Mit ihrer vom Senat zugelassenen Revision rügt die Klägerin eine Verletzung des § 143a Abs 1 Satz 3 Nr 1 SGB III aF. Die Regelung erfasse nur Fälle, in denen für den Arbeitgeber jede Möglichkeit der ordentlichen Beendigungskündigung ausgeschlossen sei.

Sozialgericht Marburg - S 2 AL 5/15
Hessisches Landessozialgericht - L 7 AL 126/15

Terminbericht

Auf die Revision der Klägerin ist das Urteil des LSG aufgehoben worden. Die Klägerin hat Anspruch auf Alg auch in dem Zeitraum vom 24.6.2010 bis 22.9.2010, weil sämtliche Anspruchsvoraussetzungen vorlagen und ein Ruhen des Anspruchs wegen der an sie gezahlten Entlassungsentschädigung nicht eingetreten ist.
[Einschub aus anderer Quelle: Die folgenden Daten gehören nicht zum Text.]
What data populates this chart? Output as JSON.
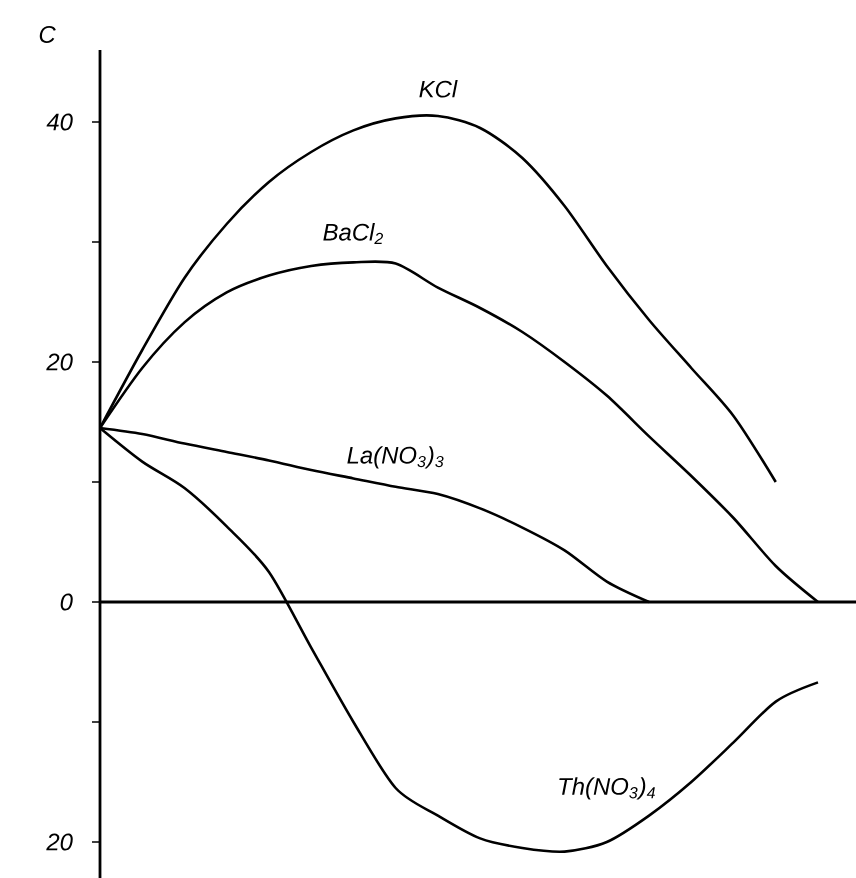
{
  "chart_data": {
    "type": "line",
    "ylabel": "C",
    "categories": [
      null,
      null,
      null,
      null,
      null,
      null,
      null,
      null,
      null,
      null,
      null,
      null,
      null,
      null,
      null,
      null,
      null,
      null
    ],
    "series": [
      {
        "name": "KCl",
        "color": "#000000",
        "values": [
          14.5,
          21,
          27,
          31.5,
          35,
          37.5,
          39.3,
          40.3,
          40.5,
          39.5,
          37,
          33,
          28,
          23.5,
          19.5,
          15.5,
          10,
          null
        ]
      },
      {
        "name": "BaCl$_{2}$",
        "color": "#000000",
        "values": [
          14.5,
          19.5,
          23.3,
          25.8,
          27.2,
          28,
          28.3,
          28.2,
          26.2,
          24.5,
          22.5,
          20,
          17.2,
          13.8,
          10.5,
          7,
          3,
          0
        ]
      },
      {
        "name": "La(NO$_{3}$)$_{3}$",
        "color": "#000000",
        "values": [
          14.5,
          14,
          13.2,
          12.5,
          11.8,
          11,
          10.3,
          9.6,
          9,
          7.8,
          6.2,
          4.3,
          1.7,
          0,
          null,
          null,
          null,
          null
        ]
      },
      {
        "name": "Th(NO$_{3}$)$_{4}$",
        "color": "#000000",
        "values": [
          14.5,
          11.7,
          9.5,
          6.3,
          2.5,
          -3.8,
          -10,
          -15.5,
          -17.8,
          -19.7,
          -20.5,
          -20.8,
          -20,
          -17.8,
          -15,
          -11.7,
          -8.3,
          -6.7
        ]
      }
    ],
    "ylim": [
      -23,
      46
    ],
    "yticks": [
      {
        "value": -20,
        "label": "20"
      },
      {
        "value": -10,
        "label": null
      },
      0,
      {
        "value": 10,
        "label": null
      },
      20,
      {
        "value": 30,
        "label": null
      },
      40
    ],
    "tick_labels": "y",
    "legend": false,
    "marker": "none",
    "line_style": "solid"
  }
}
Es liegt keine der Fallgestaltungen des § 143a SGB III aF vor. Das Anstellungsverhältnis der Klägerin ist unter Einhaltung einer der ordentlichen Kündigungsfrist des Arbeitgebers entsprechenden Frist beendet worden. Nach den Regelungen des BAT, die kraft arbeitsvertraglicher Bezugnahme auf das Anstellungsverhältnis anwendbar waren, war sie mit einer Kündigungsfrist von drei Monaten zum Quartalsende ordentlich kündbar. Bei Abschluss des Aufhebungsvertrags ist diese Kündigungsfrist eingehalten worden. Aus dem Tarifvertrag über den Rationalisierungsschutz für Angestellte (RatSchTVAng) - seine Anwendbarkeit auf das Arbeitsverhältnis der Klägerin unterstellt - ergibt sich keine Modifikation der Kündigungsfristen des BAT.
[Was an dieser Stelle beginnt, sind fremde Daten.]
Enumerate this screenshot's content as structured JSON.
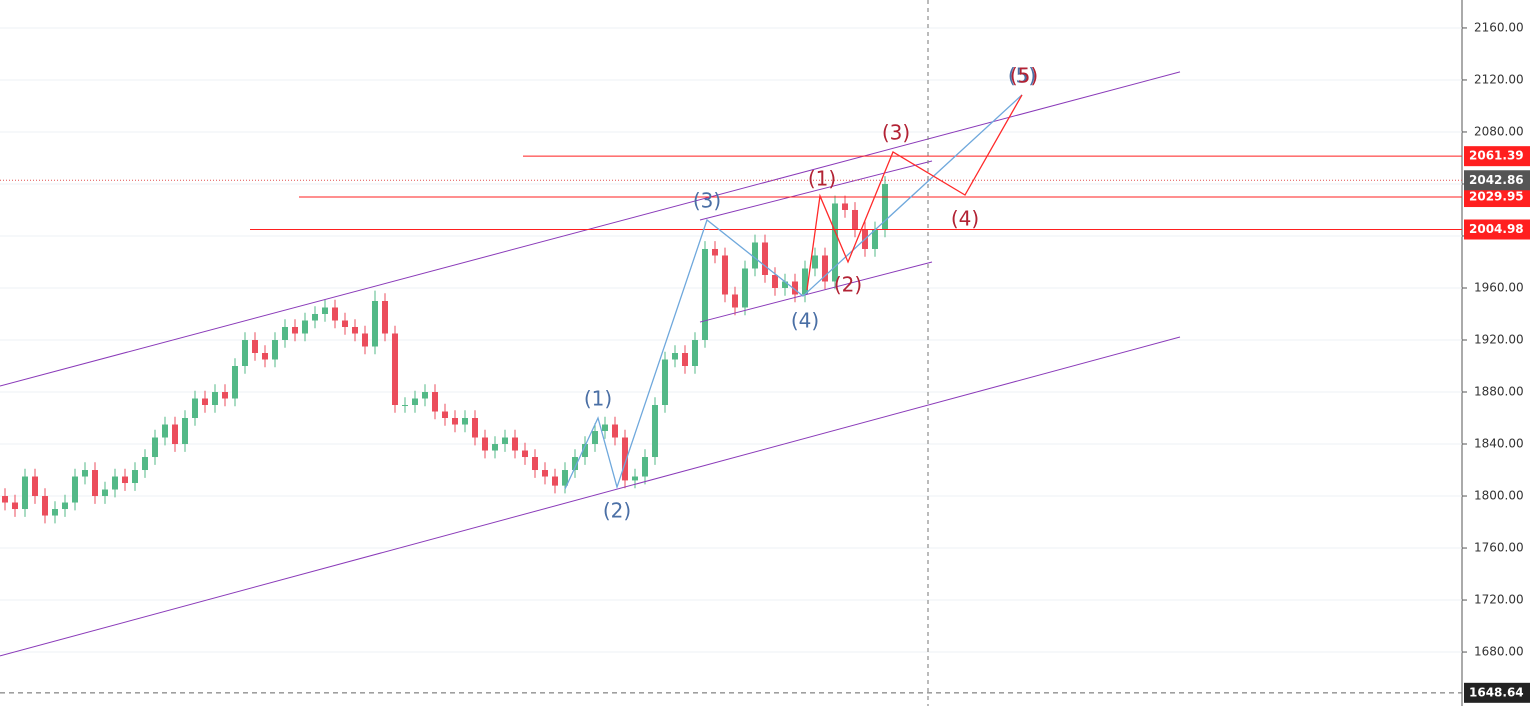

Die vom LSG zugrunde gelegte Einzelfallprüfung zu konkret vorhandenen Kündigungsmöglichkeiten ist mit dem Wortlaut, der Entstehungsgeschichte und dem Sinn und Zweck der Ruhensregelungen des § 143a SGB III aF nicht vereinbar, weil grundsätzlich an das Vorhandensein der Möglichkeit zur ordentlichen Kündigung und die Einhaltung bzw Nichteinhaltung der Kündigungsfristen angeknüpft wird. Daher ist es unerheblich, ob eine ordentliche Kündigung im Falle der Klägerin durch objektiv erforderliche und vorrangige Maßnahmen der Arbeitsplatzsicherung nach dem RatSchTVAng möglicherweise erschwert gewesen wäre. Denn dies hätte nicht dazu geführt, dass von einem zeitlich unbegrenzten Ausschluss der ordentlichen Kündigung iS des § 143a Abs 1 Satz 3 SGB III aF auszugehen gewesen wäre. Entsprechend liegen auch die Voraussetzungen des § 143a Abs 1 Satz 4 SGB III aF nicht vor.